Bug 844695

Summary: excessive logging in self-heal daemon should be reduced
Product: [Community] GlusterFS Reporter: Raghavendra Bhat <rabhat>
Component: replicateAssignee: Pranith Kumar K <pkarampu>
Status: CLOSED DUPLICATE QA Contact:
Severity: high Docs Contact:
Priority: high    
Version: 3.3.0CC: amarts, gluster-bugs
Target Milestone: ---   
Target Release: ---   
Hardware: Unspecified   
OS: Unspecified   
Whiteboard:
Fixed In Version: Doc Type: Bug Fix
Doc Text:
Story Points: ---
Clone Of:
: 844758 (view as bug list) Environment:
Last Closed: 2012-09-12 11:05:49 UTC Type: Bug
Regression: --- Mount Type: ---
Documentation: --- CRM:
Verified Versions: Category: ---
oVirt Team: --- RHEL 7.3 requirements from Atomic Host:
Cloudforms Team: --- Target Upstream Version:
Embargoed:
Bug Depends On:    
Bug Blocks: 844758, 844804    
Attachments:
Description Flags
log analysing script which parses the log file and prints the number of times each function has logged none

Description Raghavendra Bhat 2012-07-31 12:15:22 UTC
Created attachment 601512 [details]
log analysing script which parses the log file and prints the number of times each function has logged

Description of problem:

Self-heal daemon logs heavily by increasing the log file to some GBs thus consuming large disk space. It should be minimized by preventing the logs being repeated and also avoiding non important logs or printing those log message in some other log level such as DEBUG or TRACE.

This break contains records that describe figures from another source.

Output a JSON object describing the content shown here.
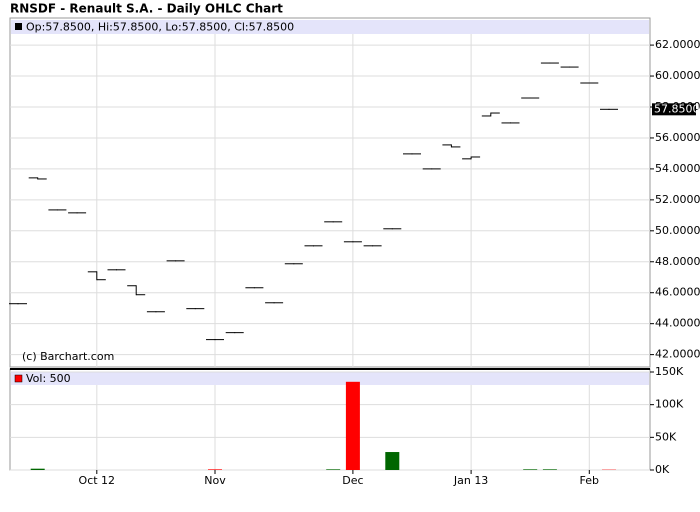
{
  "chart_data": [
    {
      "type": "ohlc",
      "title": "RNSDF - Renault S.A. - Daily OHLC Chart",
      "header": "Op:57.8500, Hi:57.8500, Lo:57.8500, Cl:57.8500",
      "credit": "(c) Barchart.com",
      "last_price": {
        "value": 57.85,
        "label": "57.8500"
      },
      "categories": [
        null,
        null,
        null,
        null,
        "Oct 12",
        null,
        null,
        null,
        null,
        null,
        "Nov",
        null,
        null,
        null,
        null,
        null,
        null,
        "Dec",
        null,
        null,
        null,
        null,
        null,
        "Jan 13",
        null,
        null,
        null,
        null,
        null,
        "Feb",
        null
      ],
      "open": [
        45.29,
        53.42,
        51.35,
        51.16,
        47.35,
        47.48,
        46.45,
        44.77,
        48.06,
        44.97,
        42.97,
        43.42,
        46.32,
        45.35,
        47.87,
        49.03,
        50.58,
        49.29,
        49.03,
        50.13,
        54.97,
        54.0,
        55.55,
        54.65,
        57.42,
        56.97,
        58.58,
        60.84,
        60.58,
        59.55,
        57.85
      ],
      "high": [
        45.29,
        53.42,
        51.35,
        51.16,
        47.35,
        47.48,
        46.45,
        44.77,
        48.06,
        44.97,
        42.97,
        43.42,
        46.32,
        45.35,
        47.87,
        49.03,
        50.58,
        49.29,
        49.03,
        50.13,
        54.97,
        54.0,
        55.55,
        54.77,
        57.61,
        56.97,
        58.58,
        60.84,
        60.58,
        59.55,
        57.85
      ],
      "low": [
        45.29,
        53.35,
        51.35,
        51.16,
        46.84,
        47.48,
        45.87,
        44.77,
        48.06,
        44.97,
        42.97,
        43.42,
        46.32,
        45.35,
        47.87,
        49.03,
        50.58,
        49.29,
        49.03,
        50.13,
        54.97,
        54.0,
        55.42,
        54.65,
        57.42,
        56.97,
        58.58,
        60.84,
        60.58,
        59.55,
        57.85
      ],
      "close": [
        45.29,
        53.35,
        51.35,
        51.16,
        46.84,
        47.48,
        45.87,
        44.77,
        48.06,
        44.97,
        42.97,
        43.42,
        46.32,
        45.35,
        47.87,
        49.03,
        50.58,
        49.29,
        49.03,
        50.13,
        54.97,
        54.0,
        55.42,
        54.77,
        57.61,
        56.97,
        58.58,
        60.84,
        60.58,
        59.55,
        57.85
      ],
      "color": "#000000",
      "ylim": [
        41.2,
        63.75
      ],
      "yticks": [
        {
          "value": 42,
          "label": "42.0000"
        },
        {
          "value": 44,
          "label": "44.0000"
        },
        {
          "value": 46,
          "label": "46.0000"
        },
        {
          "value": 48,
          "label": "48.0000"
        },
        {
          "value": 50,
          "label": "50.0000"
        },
        {
          "value": 52,
          "label": "52.0000"
        },
        {
          "value": 54,
          "label": "54.0000"
        },
        {
          "value": 56,
          "label": "56.0000"
        },
        {
          "value": 58,
          "label": "58.0000"
        },
        {
          "value": 60,
          "label": "60.0000"
        },
        {
          "value": 62,
          "label": "62.0000"
        }
      ],
      "grid": true
    },
    {
      "type": "bar",
      "header": "Vol: 500",
      "values": [
        0,
        2000,
        0,
        0,
        0,
        0,
        0,
        0,
        0,
        0,
        1000,
        0,
        0,
        0,
        0,
        0,
        1000,
        135000,
        0,
        27500,
        0,
        0,
        0,
        0,
        0,
        0,
        1000,
        1000,
        0,
        0,
        500
      ],
      "colors": [
        "#006600",
        "#006600",
        "#006600",
        "#006600",
        "#006600",
        "#006600",
        "#006600",
        "#006600",
        "#006600",
        "#006600",
        "#ff0000",
        "#006600",
        "#006600",
        "#006600",
        "#006600",
        "#006600",
        "#006600",
        "#ff0000",
        "#006600",
        "#006600",
        "#006600",
        "#006600",
        "#006600",
        "#006600",
        "#006600",
        "#006600",
        "#006600",
        "#006600",
        "#006600",
        "#006600",
        "#ff0000"
      ],
      "ylim": [
        0,
        150000
      ],
      "yticks": [
        {
          "value": 0,
          "label": "0K"
        },
        {
          "value": 50000,
          "label": "50K"
        },
        {
          "value": 100000,
          "label": "100K"
        },
        {
          "value": 150000,
          "label": "150K"
        }
      ],
      "grid": true
    }
  ]
}
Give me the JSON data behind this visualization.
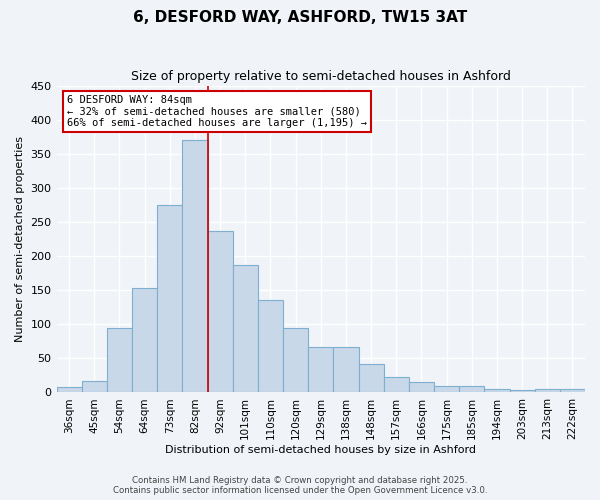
{
  "title": "6, DESFORD WAY, ASHFORD, TW15 3AT",
  "subtitle": "Size of property relative to semi-detached houses in Ashford",
  "xlabel": "Distribution of semi-detached houses by size in Ashford",
  "ylabel": "Number of semi-detached properties",
  "bar_labels": [
    "36sqm",
    "45sqm",
    "54sqm",
    "64sqm",
    "73sqm",
    "82sqm",
    "92sqm",
    "101sqm",
    "110sqm",
    "120sqm",
    "129sqm",
    "138sqm",
    "148sqm",
    "157sqm",
    "166sqm",
    "175sqm",
    "185sqm",
    "194sqm",
    "203sqm",
    "213sqm",
    "222sqm"
  ],
  "bar_values": [
    8,
    17,
    94,
    153,
    275,
    370,
    237,
    187,
    135,
    95,
    67,
    66,
    42,
    23,
    16,
    9,
    9,
    5,
    4,
    5,
    5
  ],
  "bar_color": "#c8d8e8",
  "bar_edge_color": "#7fafd0",
  "background_color": "#f0f4f8",
  "grid_color": "#ffffff",
  "ylim": [
    0,
    450
  ],
  "yticks": [
    0,
    50,
    100,
    150,
    200,
    250,
    300,
    350,
    400,
    450
  ],
  "property_line_x": 5.5,
  "property_size": "84sqm",
  "annotation_text": "6 DESFORD WAY: 84sqm\n← 32% of semi-detached houses are smaller (580)\n66% of semi-detached houses are larger (1,195) →",
  "annotation_box_color": "#ffffff",
  "annotation_box_edge": "#cc0000",
  "line_color": "#cc0000",
  "footer_line1": "Contains HM Land Registry data © Crown copyright and database right 2025.",
  "footer_line2": "Contains public sector information licensed under the Open Government Licence v3.0."
}
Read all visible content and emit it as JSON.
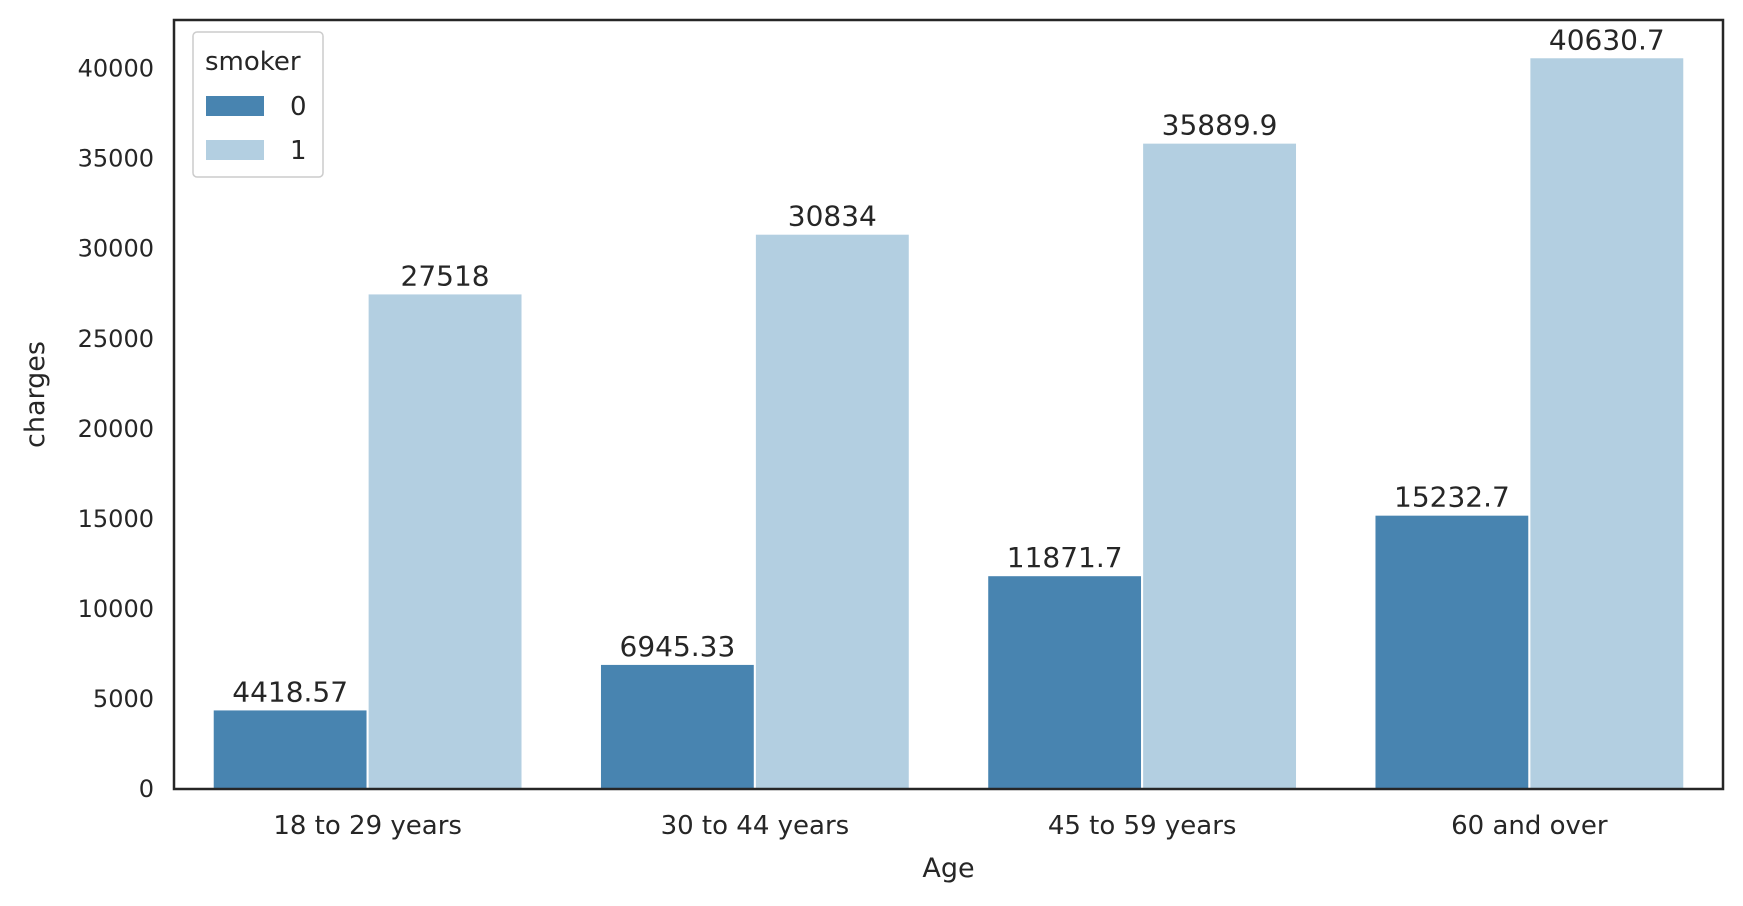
{
  "chart_data": {
    "type": "bar",
    "title": "",
    "xlabel": "Age",
    "ylabel": "charges",
    "categories": [
      "18 to 29 years",
      "30 to 44 years",
      "45 to 59 years",
      "60 and over"
    ],
    "series": [
      {
        "name": "0",
        "color": "#4884b0",
        "values": [
          4418.57,
          6945.33,
          11871.7,
          15232.7
        ],
        "labels": [
          "4418.57",
          "6945.33",
          "11871.7",
          "15232.7"
        ]
      },
      {
        "name": "1",
        "color": "#b3cfe1",
        "values": [
          27518,
          30834,
          35889.9,
          40630.7
        ],
        "labels": [
          "27518",
          "30834",
          "35889.9",
          "40630.7"
        ]
      }
    ],
    "ylim": [
      0,
      42700
    ],
    "yticks": [
      0,
      5000,
      10000,
      15000,
      20000,
      25000,
      30000,
      35000,
      40000
    ],
    "legend": {
      "title": "smoker",
      "position": "top-left"
    },
    "grid": false
  }
}
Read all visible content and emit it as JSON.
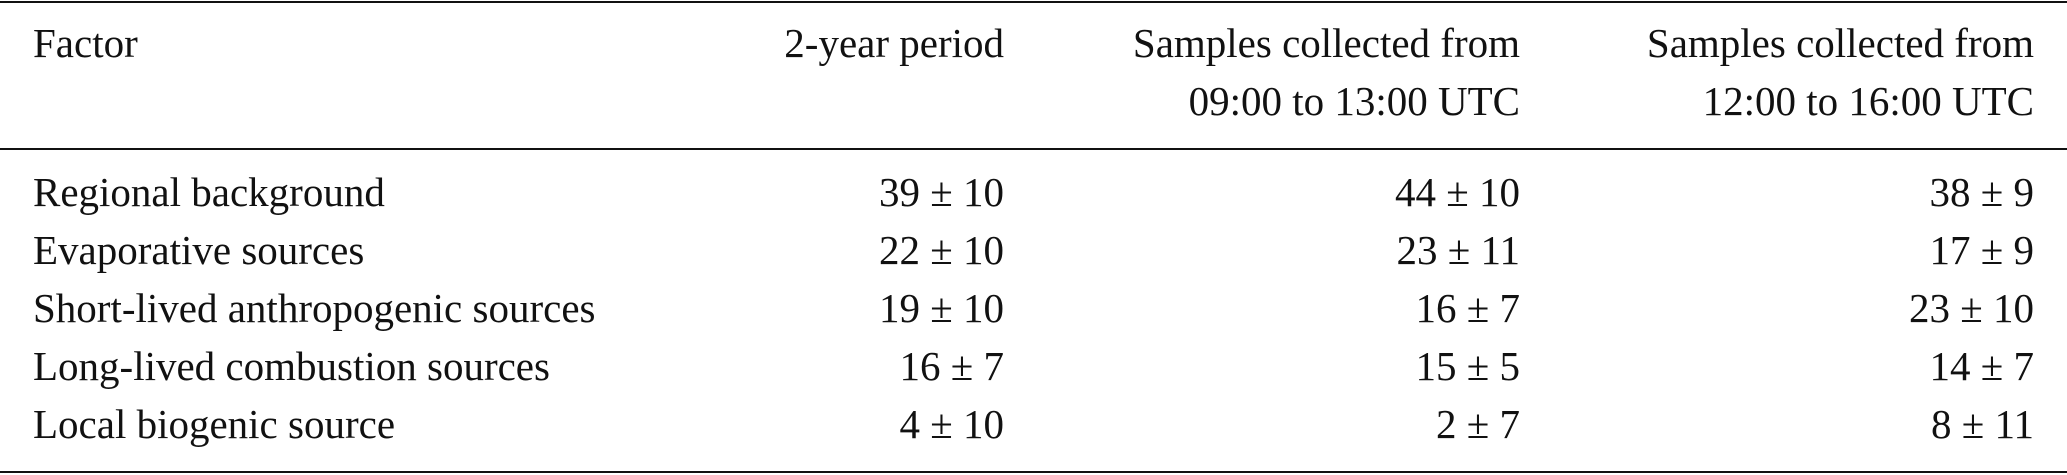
{
  "table": {
    "header": [
      [
        "Factor"
      ],
      [
        "2-year period"
      ],
      [
        "Samples collected from",
        "09:00 to 13:00 UTC"
      ],
      [
        "Samples collected from",
        "12:00 to 16:00 UTC"
      ]
    ],
    "rows": [
      [
        "Regional background",
        "39 ± 10",
        "44 ± 10",
        "38 ± 9"
      ],
      [
        "Evaporative sources",
        "22 ± 10",
        "23 ± 11",
        "17 ± 9"
      ],
      [
        "Short-lived anthropogenic sources",
        "19 ± 10",
        "16 ± 7",
        "23 ± 10"
      ],
      [
        "Long-lived combustion sources",
        "16 ± 7",
        "15 ± 5",
        "14 ± 7"
      ],
      [
        "Local biogenic source",
        "4 ± 10",
        "2 ± 7",
        "8 ± 11"
      ]
    ]
  }
}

With the bug a script has been attached which analyzes the glusterfs log file provided as an argument and prints the functions and number of times they have been called.

This is the o/p of log analyzer script run on a self-heal-daemon log file which had grown to 15-20MBs.

afr_detect_self_heal_by_iatt:7353
afr_detect_self_heal_by_lookup_status:243
afr_dir_exclusive_crawl:20
afr_launch_self_heal:19993
afr_notify:15
afr_self_heal_completion_cbk:19993
afr_sh_common_lookup_resp_handler:5745
afr_sh_data_open_cbk:240
afr_sh_entry_expunge_entry_cbk:1956
afr_sh_entry_fix:1
afr_sh_metadata_post_nonblocking_inodelk_cbk:486
afr_sh_post_nonblocking_entry_cbk:3
cleanup_and_exit:2
client3_1_entrylk_cbk:3
client3_1_getxattr_cbk:3
client3_1_inodelk_cbk:243
client3_1_open_cbk:240
client3_1_unlink_cbk:4
client_ping_cbk:3
client_rpc_notify:42
client_set_lk_version_cbk:54
client_setvolume_cbk:108
_crawl_proceed:12
gf_add_cmdline_options:12
main:2
mgmt_cbk_spec:4
mgmt_getspec_cbk:5
notify:81
reincarnate:1
_remove_stale_index:9
rpc_client_ping_timer_expired:3
rpc_clnt_reconfig:24
saved_frames_unwind:6
select_server_supported_programs:54
sh_loop_driver_done:18008
socket_connect_finish:24
__socket_keepalive:2
__socket_proto_state_machine:41
__socket_rwv:18
socket_server_event_handler:2
========= Error Functions ========
afr_notify:3
afr_self_heal_completion_cbk:243
afr_sh_common_lookup_resp_handler:5745
afr_sh_data_open_cbk:240
afr_sh_metadata_post_nonblocking_inodelk_cbk:486
afr_sh_post_nonblocking_entry_cbk:3
cleanup_and_exit:2
client3_1_entrylk_cbk:3
client3_1_getxattr_cbk:3
client3_1_inodelk_cbk:243
client3_1_open_cbk:240
client3_1_unlink_cbk:4
client_ping_cbk:3
_crawl_proceed:12
_remove_stale_index:4
saved_frames_unwind:6
socket_connect_finish:24
__socket_keepalive:2
__socket_proto_state_machine:41
__socket_rwv:18
socket_server_event_handler:2


"Error function"  section lists also functions which have logged in WARNING level.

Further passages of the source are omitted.